Reis afirma ser possível transmitir conceitos de qualquer disciplina com criatividade. "O jogo no qual estamos trabalhando agora tem como tema Líbero Badaró [jornalista e ativista político cujo assassinato ajudou a derrubar D. Pedro 1º]", diz. "Pouca gente sabe, mas ele veio ao Brasil para estudar ervas medicinais. A idéia é que ele teria achado uma cura para a varíola, que ficou perdida e é redescoberta pelos jogadores nos dias de hoje."

De uma tacada só, seria possível trabalhar história do Brasil, biologia e até geopolítica, já que a varíola está na lista dos patógenos que poderiam ser usados por bioterroristas.
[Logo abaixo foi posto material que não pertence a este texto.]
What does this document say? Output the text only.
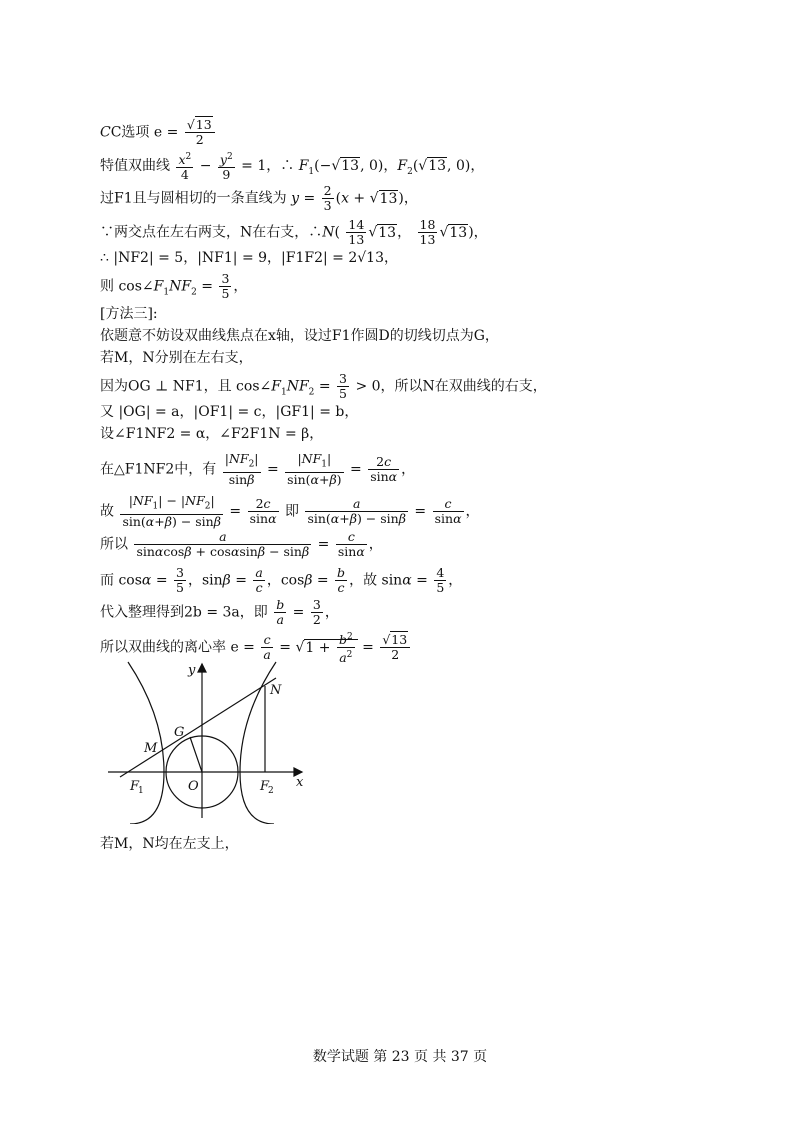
CC选项 $e = \frac{√13}{2}$
特值双曲线 $\frac{x^2}{4} - \frac{y^2}{9} = 1$，∴ $F_1(-√13$, 0)，$F_2(√13$, 0)，
过F1且与圆相切的一条直线为 $y = \frac{2}{3} (x + √13)$，
∵两交点在左右两支，N在右支，∴N( $\frac{14}{13} √13$， $\frac{18}{13} √13$)，
∴ |NF2| = 5，|NF1| = 9，|F1F2| = 2√13，
则 $\cos\angle F_1NF_2 = \frac{3}{5}$ ，
[方法三]:
依题意不妨设双曲线焦点在x轴，设过F1作圆D的切线切点为G，
若M，N分别在左右支，
因为OG ⊥ NF1，且 $\cos\angle F_1NF_2 = \frac{3}{5} > 0$，所以N在双曲线的右支，
又 |OG| = a，|OF1| = c，|GF1| = b，
设∠F1NF2 = α，∠F2F1N = β，
在△F1NF2中，有 $\frac{|NF_2|}{\sin\beta} = \frac{|NF_1|}{\sin(\alpha+\beta)} = \frac{2c}{\sin\alpha}$ ，
故 $\frac{|NF_1| - |NF_2|}{\sin(\alpha+\beta) - \sin\beta} = \frac{2c}{\sin\alpha}$ 即 $\frac{a}{\sin(\alpha+\beta) - \sin\beta} = \frac{c}{\sin\alpha}$ ，
所以 $\frac{a}{\sin\alpha\cos\beta + \cos\alpha\sin\beta - \sin\beta} = \frac{c}{\sin\alpha}$ ，
而 $\cos\alpha = \frac{3}{5}$ ，$\sin\beta = \frac{a}{c}$ ，$\cos\beta = \frac{b}{c}$ ，故 $\sin\alpha = \frac{4}{5}$ ，
代入整理得到2b = 3a，即 $\frac{b}{a} = \frac{3}{2}$ ，
所以双曲线的离心率 $e = \frac{c}{a} = √1 + \frac{b^2}{a^2} = \frac{√13}{2}$
y
x
N
G
M
O
F
1	F
2
若M，N均在左支上，
数学试题 第 23 页 共 37 页
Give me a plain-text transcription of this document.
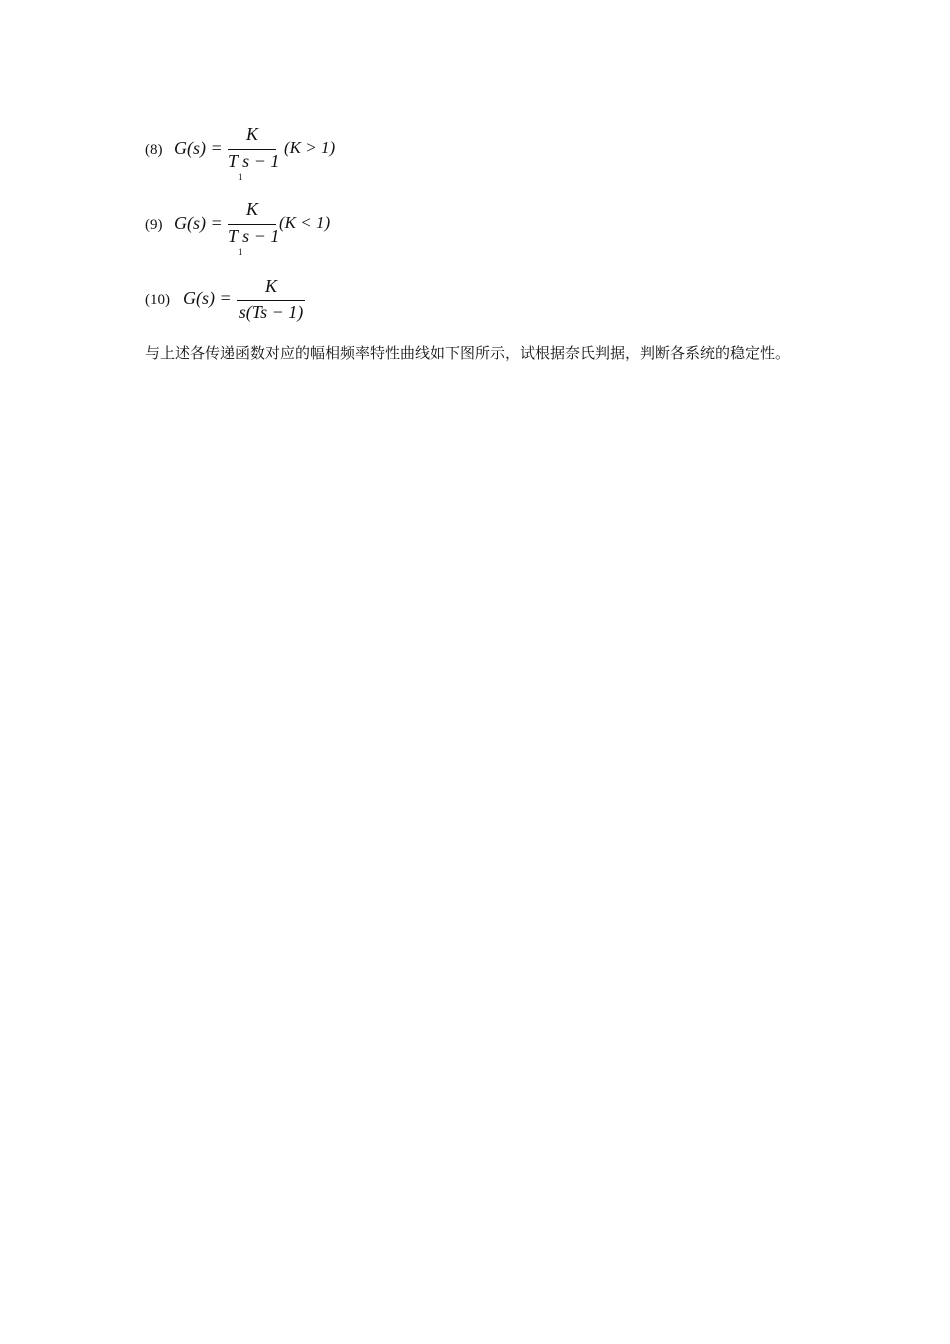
(8) G(s) =
K
T s − 1
1
(K > 1)
(9) G(s) =
K
T s − 1
1
(K < 1)
(10) G(s) =
K
s(Ts − 1)

与上述各传递函数对应的幅相频率特性曲线如下图所示，试根据奈氏判据，判断各系统的稳定性。
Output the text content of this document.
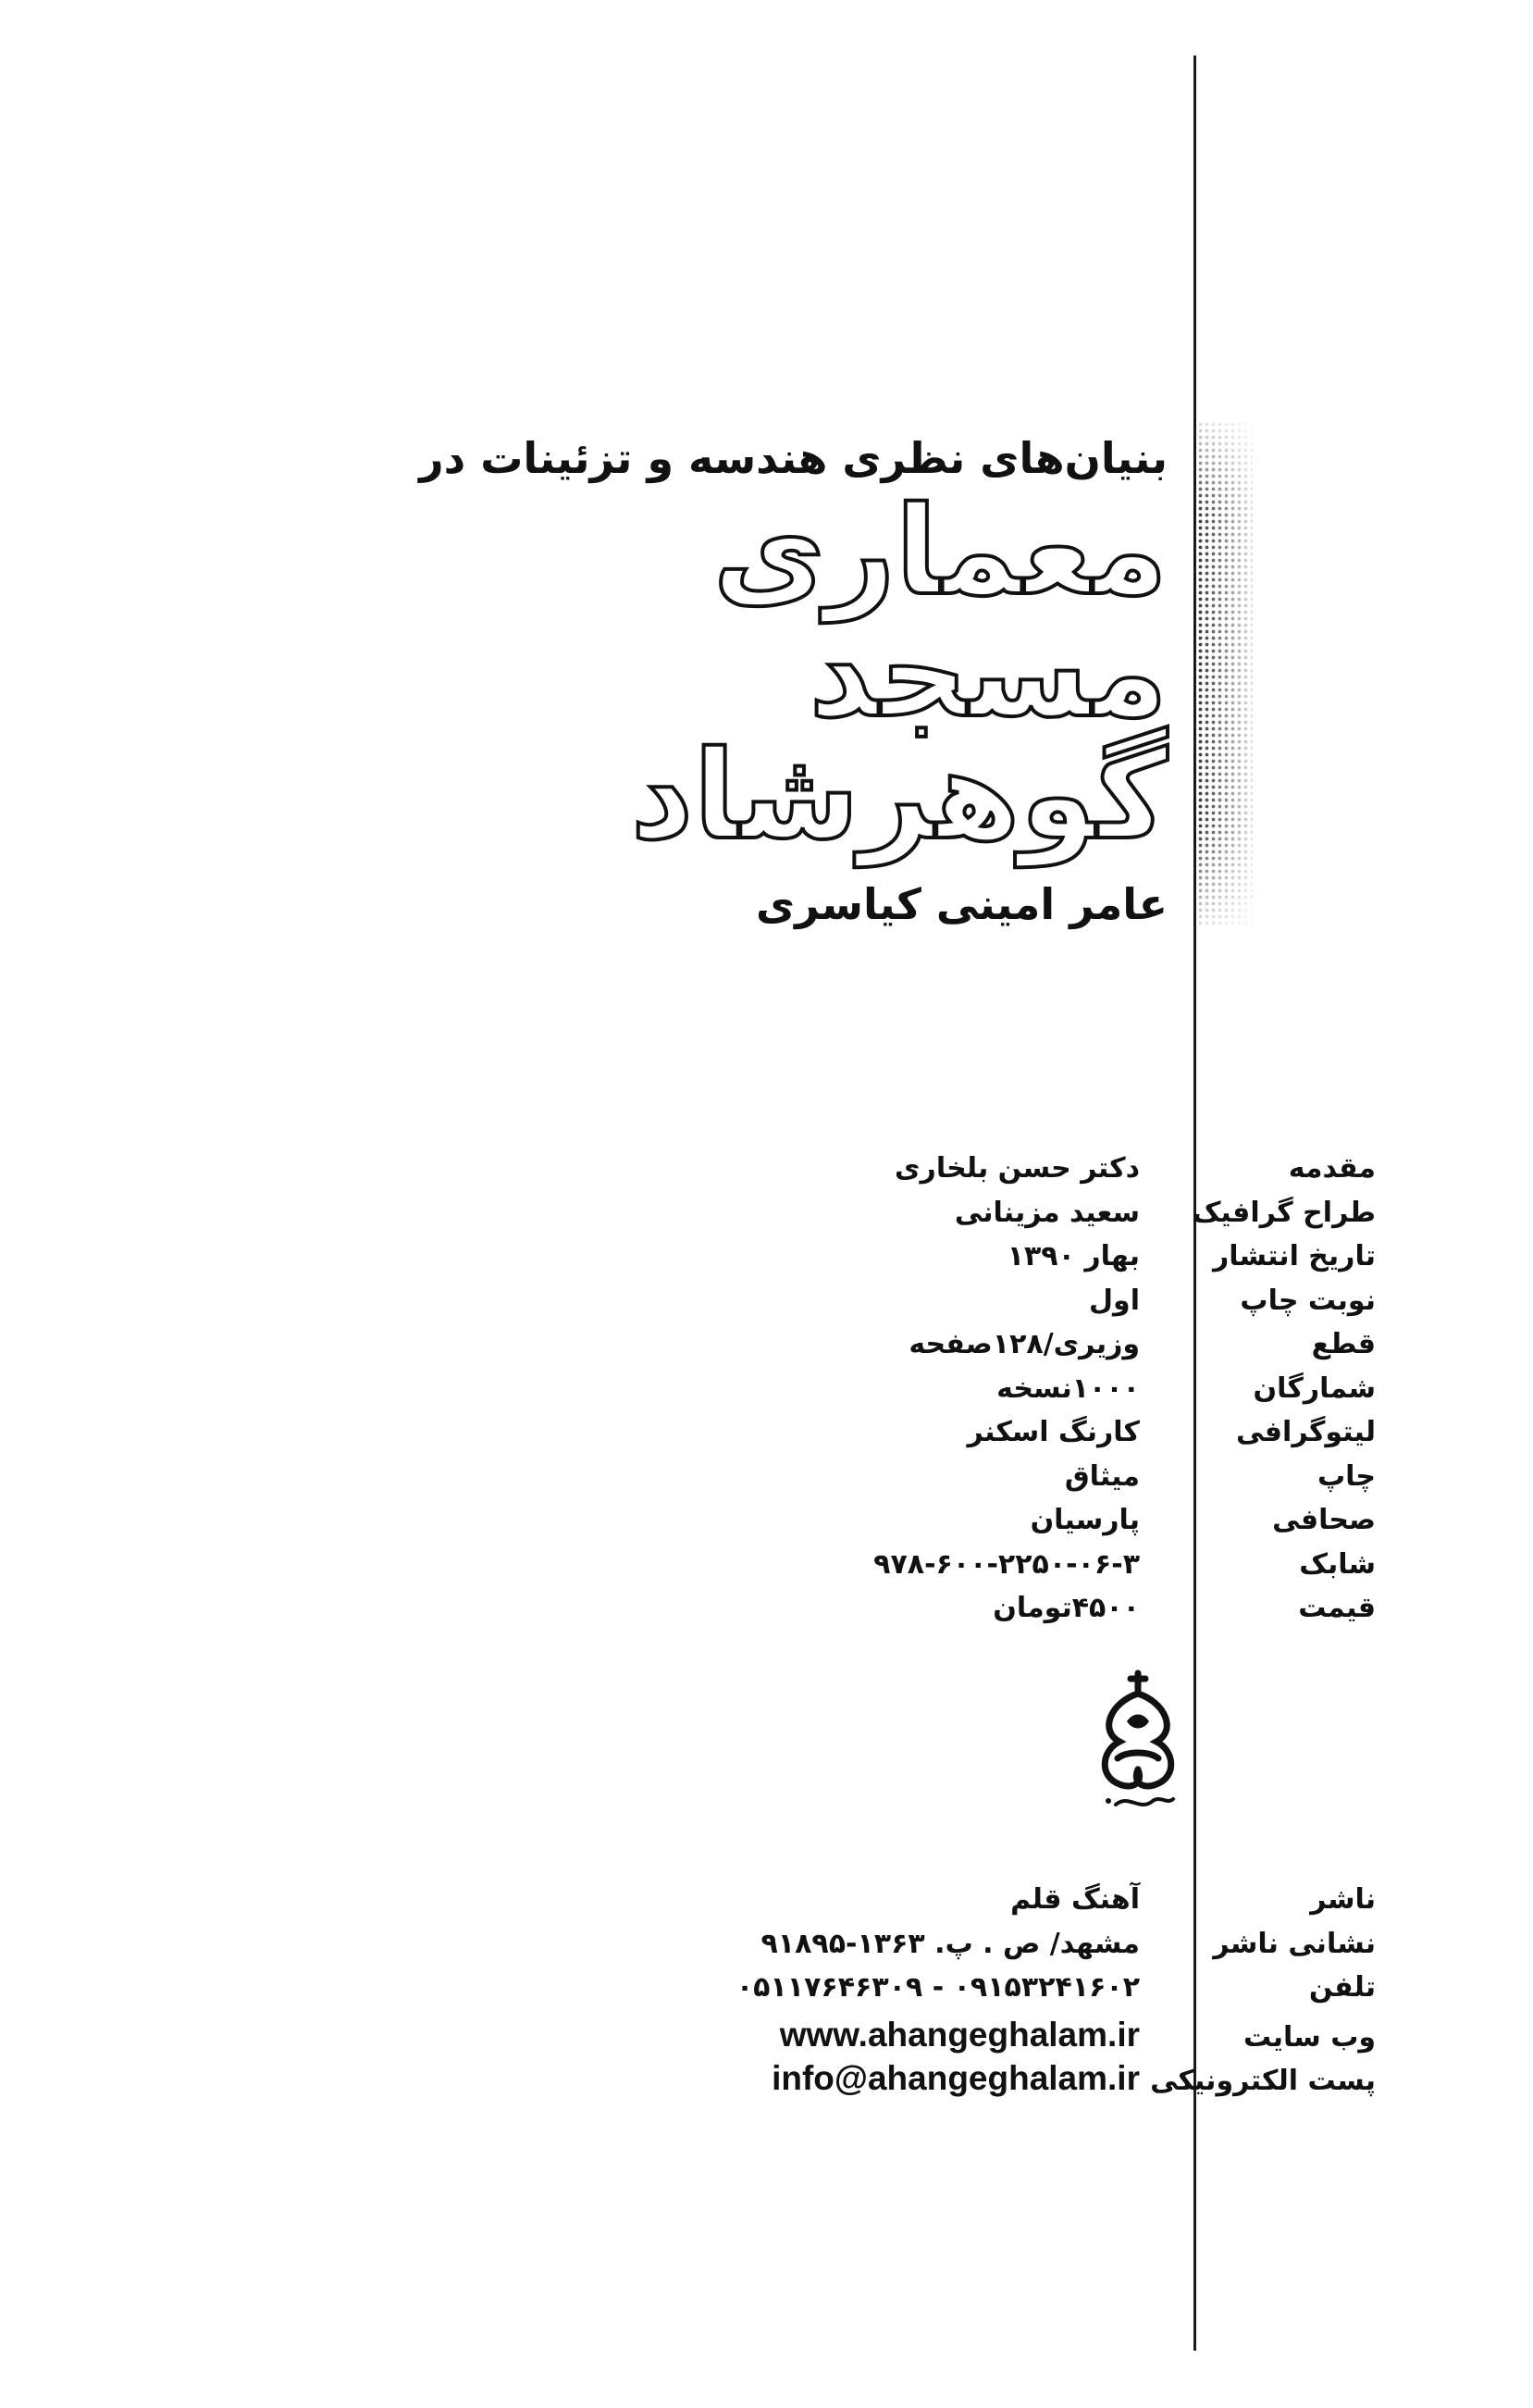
بنیان‌های نظری هندسه و تزئینات در

معماری
مسجد
گوهرشاد

عامر امینی کیاسری

مقدمه
دکتر حسن بلخاری
طراح گرافیک
سعید مزینانی
تاریخ انتشار
بهار ۱۳۹۰
نوبت چاپ
اول
قطع
وزیری/۱۲۸صفحه
شمارگان
۱۰۰۰نسخه
لیتوگرافی
کارنگ اسکنر
چاپ
میثاق
صحافی
پارسیان
شابک
۹۷۸-۶۰۰-۲۲۵۰-۰۶-۳
قیمت
۴۵۰۰تومان
ناشر
آهنگ قلم
نشانی ناشر
مشهد/ ص . پ. ۱۳۶۳-۹۱۸۹۵
تلفن
۰۵۱۱۷۶۴۶۳۰۹ - ۰۹۱۵۳۲۴۱۶۰۲
وب سایت
www.ahangeghalam.ir
پست الکترونیکی
info@ahangeghalam.ir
"O importante é não cair na obviedade", ensina Maria do Carmo Zanini, da ONG Ludus Culturalis, que procura promover o RPG como ferramenta educativa. "Não dá para o professor dizer: 'Vocês são um grupo de cavaleiros, bruxos etc. que entra num labirinto. Lá vocês encontram uma esfinge, que só vai deixar vocês passarem se responderem um enigma. O enigma é: sabendo que 2x+5 = 10, qual o valor de x?'", brinca. Criatividade do professor e dos alunos é sempre indispensável.